Die neue EU-Gebäuderichtlinie sei zu wenig ambitioniert, kritisierten Umweltschützer. Die neuen Energieauflagen sähen keine energetische Sanierung des Gebäudebestands vor. Ferner sei der so genannte Nahezu-Nullenergiestandard für Neubauten viel zu spät verbindlich. "Durch ambitionierte Vorgaben könnten Verbraucher entlastet, neue Arbeitsplätze geschaffen und über die Hälfte des Energieverbrauchs von Gebäuden in der EU und damit etwa 400 Millionen Tonnen CO2 eingespart werden", sagte Christian Noll, BUND-Experte für Energieeffizienz. "Die europäischen Regierungen haben fast alles gestrichen, was die energetische Sanierung vorantreiben könnte", sagte Stefanie Langkamp, Klimaschutzreferentin beim Deutschen Naturschutzring. "Es gibt keine konkreten Ausbauziele für Niedrigenergiehäuser und keine Anreize für Investitionen in energieeffiziente Gebäude." Vor allem die Bundesregierung habe sich bei den EU-Verhandlungen gegen Verbesserungen in diesen Bereichen gesperrt.
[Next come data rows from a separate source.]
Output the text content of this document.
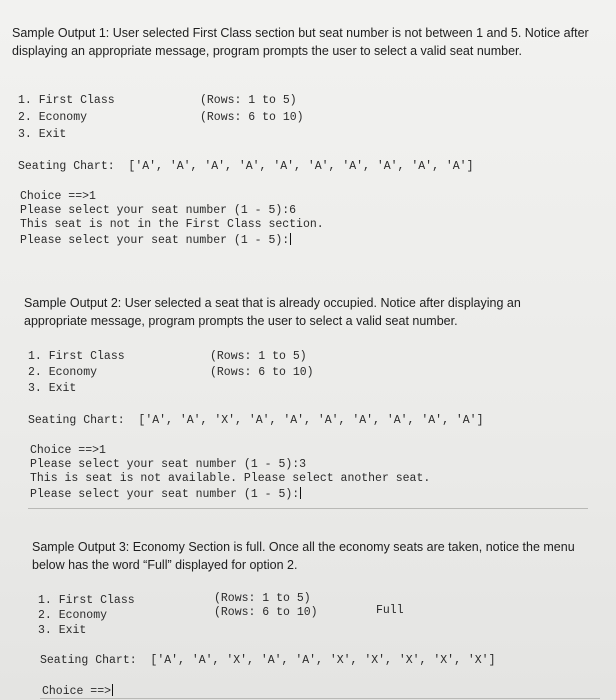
Sample Output 1: User selected First Class section but seat number is not between 1 and 5. Notice after displaying an appropriate message, program prompts the user to select a valid seat number.
1. First Class	(Rows: 1 to 5)
2. Economy	(Rows: 6 to 10)
3. Exit
Seating Chart:  ['A', 'A', 'A', 'A', 'A', 'A', 'A', 'A', 'A', 'A']
Choice ==>1
Please select your seat number (1 - 5):6
This seat is not in the First Class section.
Please select your seat number (1 - 5):
Sample Output 2: User selected a seat that is already occupied. Notice after displaying an appropriate message, program prompts the user to select a valid seat number.
1. First Class	(Rows: 1 to 5)
2. Economy	(Rows: 6 to 10)
3. Exit
Seating Chart:  ['A', 'A', 'X', 'A', 'A', 'A', 'A', 'A', 'A', 'A']
Choice ==>1
Please select your seat number (1 - 5):3
This is seat is not available. Please select another seat.
Please select your seat number (1 - 5):
Sample Output 3: Economy Section is full. Once all the economy seats are taken, notice the menu below has the word “Full” displayed for option 2.
1. First Class	(Rows: 1 to 5)
2. Economy	(Rows: 6 to 10)	Full
3. Exit
Seating Chart:  ['A', 'A', 'X', 'A', 'A', 'X', 'X', 'X', 'X', 'X']
Choice ==>
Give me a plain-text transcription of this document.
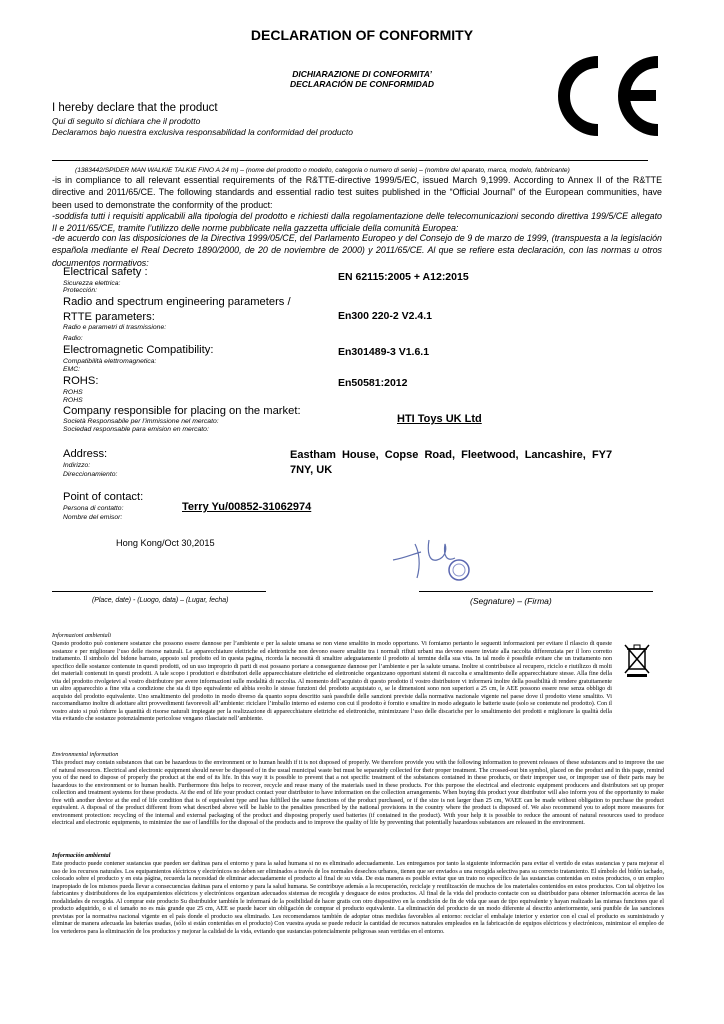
DECLARATION OF CONFORMITY
DICHIARAZIONE DI CONFORMITA’
DECLARACIÓN DE CONFORMIDAD
I hereby declare that the product
Qui di seguito si dichiara che il prodotto
Declaramos bajo nuestra exclusiva responsabilidad la conformidad del producto
(1383442/SPIDER MAN WALKIE TALKIE FINO A 24 m) – (nome del prodotto o modello, categoria o numero di serie) – (nombre del aparato, marca, modelo, fabbricante)
-is in compliance to all relevant essential requirements of the R&TTE-directive 1999/5/EC, issued March 9,1999. According to Annex II of the R&TTE directive and 2011/65/CE. The following standards and essential radio test suites published in the “Official Journal” of the European communities, have been used to demonstrate the conformity of the product:
-soddisfa tutti i requisiti applicabili alla tipologia del prodotto e richiesti dalla regolamentazione delle telecomunicazioni secondo direttiva 199/5/CE allegato II e 2011/65/CE, tramite l’utilizzo delle norme pubblicate nella gazzetta ufficiale della comunità Europea:
-de acuerdo con las disposiciones de la Directiva 1999/05/CE, del Parlamento Europeo y del Consejo de 9 de marzo de 1999, (transpuesta a la legislación española mediante el Real Decreto 1890/2000, de 20 de noviembre de 2000) y 2011/65/CE. Al que se refiere esta declaración, con las normas u otros documentos normativos:
Electrical safety :
Sicurezza elettrica:
Protección:
EN 62115:2005 + A12:2015
Radio and spectrum engineering parameters /
RTTE parameters:
Radio e parametri di trasmissione:
Radio:
En300 220-2 V2.4.1
Electromagnetic Compatibility:
Compatibilità elettromagnetica:
EMC:
En301489-3 V1.6.1
ROHS:
ROHS
ROHS
En50581:2012
Company responsible for placing on the market:
Società Responsabile per l’immissione nel mercato:
Sociedad responsable para emision en mercato:
HTI Toys UK Ltd
Address:
Indirizzo:
Direccionamiento:
Eastham  House,  Copse  Road,  Fleetwood,  Lancashire,  FY7
7NY, UK
Point of contact:
Persona di contatto:
Nombre del emisor:
Terry Yu/00852-31062974
Hong Kong/Oct 30,2015
(Place, date) - (Luogo, data) – (Lugar, fecha)	(Segnature) – (Firma)
Informazioni ambientali
Questo prodotto può contenere sostanze che possono essere dannose per l’ambiente e per la salute umana se non viene smaltito in modo opportuno. Vi forniamo pertanto le seguenti informazioni per evitare il rilascio di queste sostanze e per migliorare l’uso delle risorse naturali. Le apparecchiature elettriche ed elettroniche non devono essere smaltite tra i normali rifiuti urbani ma devono essere inviate alla raccolta differenziata per il loro corretto trattamento. Il simbolo del bidone barrato, apposto sul prodotto ed in questa pagina, ricorda la necessità di smaltire adeguatamente il prodotto al termine della sua vita. In tal modo è possibile evitare che un trattamento non specifico delle sostanze contenute in questi prodotti, od un uso improprio di parti di essi possano portare a conseguenze dannose per l’ambiente e per la salute umana. Inoltre si contribuisce al recupero, riciclo e riutilizzo di molti dei materiali contenuti in questi prodotti. A tale scopo i produttori e distributori delle apparecchiature elettriche ed elettroniche organizzano opportuni sistemi di raccolta e smaltimento delle apparecchiature stesse. Alla fine della vita del prodotto rivolgetevi al vostro distributore per avere informazioni sulle modalità di raccolta. Al momento dell’acquisto di questo prodotto il vostro distributore vi informerà inoltre della possibilità di rendere gratuitamente un altro apparecchio a fine vita a condizione che sia di tipo equivalente ed abbia svolto le stesse funzioni del prodotto acquistato o, se le dimensioni sono non superiori a 25 cm, le AEE possono essere rese senza obbligo di acquisto del prodotto equivalente. Uno smaltimento del prodotto in modo diverso da quanto sopra descritto sarà passibile delle sanzioni previste dalla normativa nazionale vigente nel paese dove il prodotto viene smaltito. Vi raccomandiamo inoltre di adottare altri provvedimenti favorevoli all’ambiente: riciclare l’imballo interno ed esterno con cui il prodotto è fornito e smaltire in modo adeguato le batterie usate (solo se contenute nel prodotto). Con il vostro aiuto si può ridurre la quantità di risorse naturali impiegate per la realizzazione di apparecchiature elettriche ed elettroniche, minimizzare l’uso delle discariche per lo smaltimento dei prodotti e migliorare la qualità della vita evitando che sostanze potenzialmente pericolose vengano rilasciate nell’ambiente.
Environmental information
This product may contain substances that can be hazardous to the environment or to human health if it is not disposed of properly. We therefore provide you with the following information to prevent releases of these substances and to improve the use of natural resources. Electrical and electronic equipment should never be disposed of in the usual municipal waste but must be separately collected for their proper treatment. The crossed-out bin symbol, placed on the product and in this page, remind you of the need to dispose of properly the product at the end of its life. In this way it is possible to prevent that a not specific treatment of the substances contained in these products, or their improper use, or improper use of their parts may be hazardous to the environment or to human health. Furthermore this helps to recover, recycle and reuse many of the materials used in these products. For this purpose the electrical and electronic equipment producers and distributors set up proper collection and treatment systems for these products. At the end of life your product contact your distributor to have information on the collection arrangements. When buying this product your distributor will also inform you of the opportunity to make free with another device at the end of life condition that is of equivalent type and has fulfilled the same functions of the product purchased, or if the size is not larger than 25 cm, WAEE can be made without obligation to purchase the product equivalent. A disposal of the product different from what described above will be liable to the penalties prescribed by the national provisions in the country where the product is disposed of. We also recommend you to adopt more measures for environment protection: recycling of the internal and external packaging of the product and disposing properly used batteries (if contained in the product). With your help it is possible to reduce the amount of natural resources used to produce electrical and electronic equipments, to minimize the use of landfills for the disposal of the products and to improve the quality of life by preventing that potentially hazardous substances are released in the environment.
Información ambiental
Este producto puede contener sustancias que pueden ser dañinas para el entorno y para la salud humana si no es eliminado adecuadamente. Les entregamos por tanto la siguiente información para evitar el vertido de estas sustancias y para mejorar el uso de los recursos naturales. Los equipamientos eléctricos y electrónicos no deben ser eliminados a través de los normales desechos urbanos, tienen que ser enviados a una recogida selectiva para su correcto tratamiento. El símbolo del bidón tachado, colocado sobre el producto y en esta página, recuerda la necesidad de eliminar adecuadamente el producto al final de su vida. De esta manera es posible evitar que un trato no específico de las sustancias contenidas en estos productos, o un empleo inapropiado de los mismos pueda llevar a consecuencias dañinas para el entorno y para la salud humana. Se contribuye además a la recuperación, reciclaje y reutilización de muchos de los materiales contenidos en estos productos. Con tal objetivo los fabricantes y distribuidores de los equipamientos eléctricos y electrónicos organizan adecuados sistemas de recogida y desguace de estos productos. Al final de la vida del producto contacte con su distribuidor para obtener información acerca de las modalidades de recogida. Al comprar este producto Su distribuidor también le informará de la posibilidad de hacer gratis con otro dispositivo en la condición de fin de vida que sean de tipo equivalente y hayan realizado las mismas funciones que el producto adquirido, o si el tamaño no es más grande que 25 cm, AEE se puede hacer sin obligación de comprar el producto equivalente. La eliminación del producto de un modo diferente al descrito anteriormente, será punible de las sanciones previstas por la normativa nacional vigente en el país donde el producto sea eliminado. Les recomendamos también de adoptar otras medidas favorables al entorno: reciclar el embalaje interior y exterior con el cual el producto es suministrado y eliminar de manera adecuada las baterías usadas, (sólo si están contenidas en el producto) Con vuestra ayuda se puede reducir la cantidad de recursos naturales empleados en la fabricación de equipos eléctricos y electrónicos, minimizar el empleo de los vertederos para la eliminación de los productos y mejorar la calidad de la vida, evitando que sustancias potencialmente peligrosas sean vertidas en el entorno.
Mit der Neufassung der Richtlinie wird der Anteil von Niedrigenergiegebäuden erhöht und es werden gleiche Berechnungsmethoden für die Mindestanforderungen an die Energieeffizienz eingeführt, sagte dagegen der SPD-Europaabgeordnete Bernd Lange. Auch rufe die neue Richtlinie die Mitgliedstaaten dazu auf, Haushalte mit geringem Einkommen zu unterstützen, die von Energiearmut betroffen sind.

Die Neufassung der Richtlinie wird voraussichtlich Anfang kommenden Jahres in Kraft treten. Die Länder müssen dann ihr einzelstaatliches Recht in einer Übergangsfrist anpassen.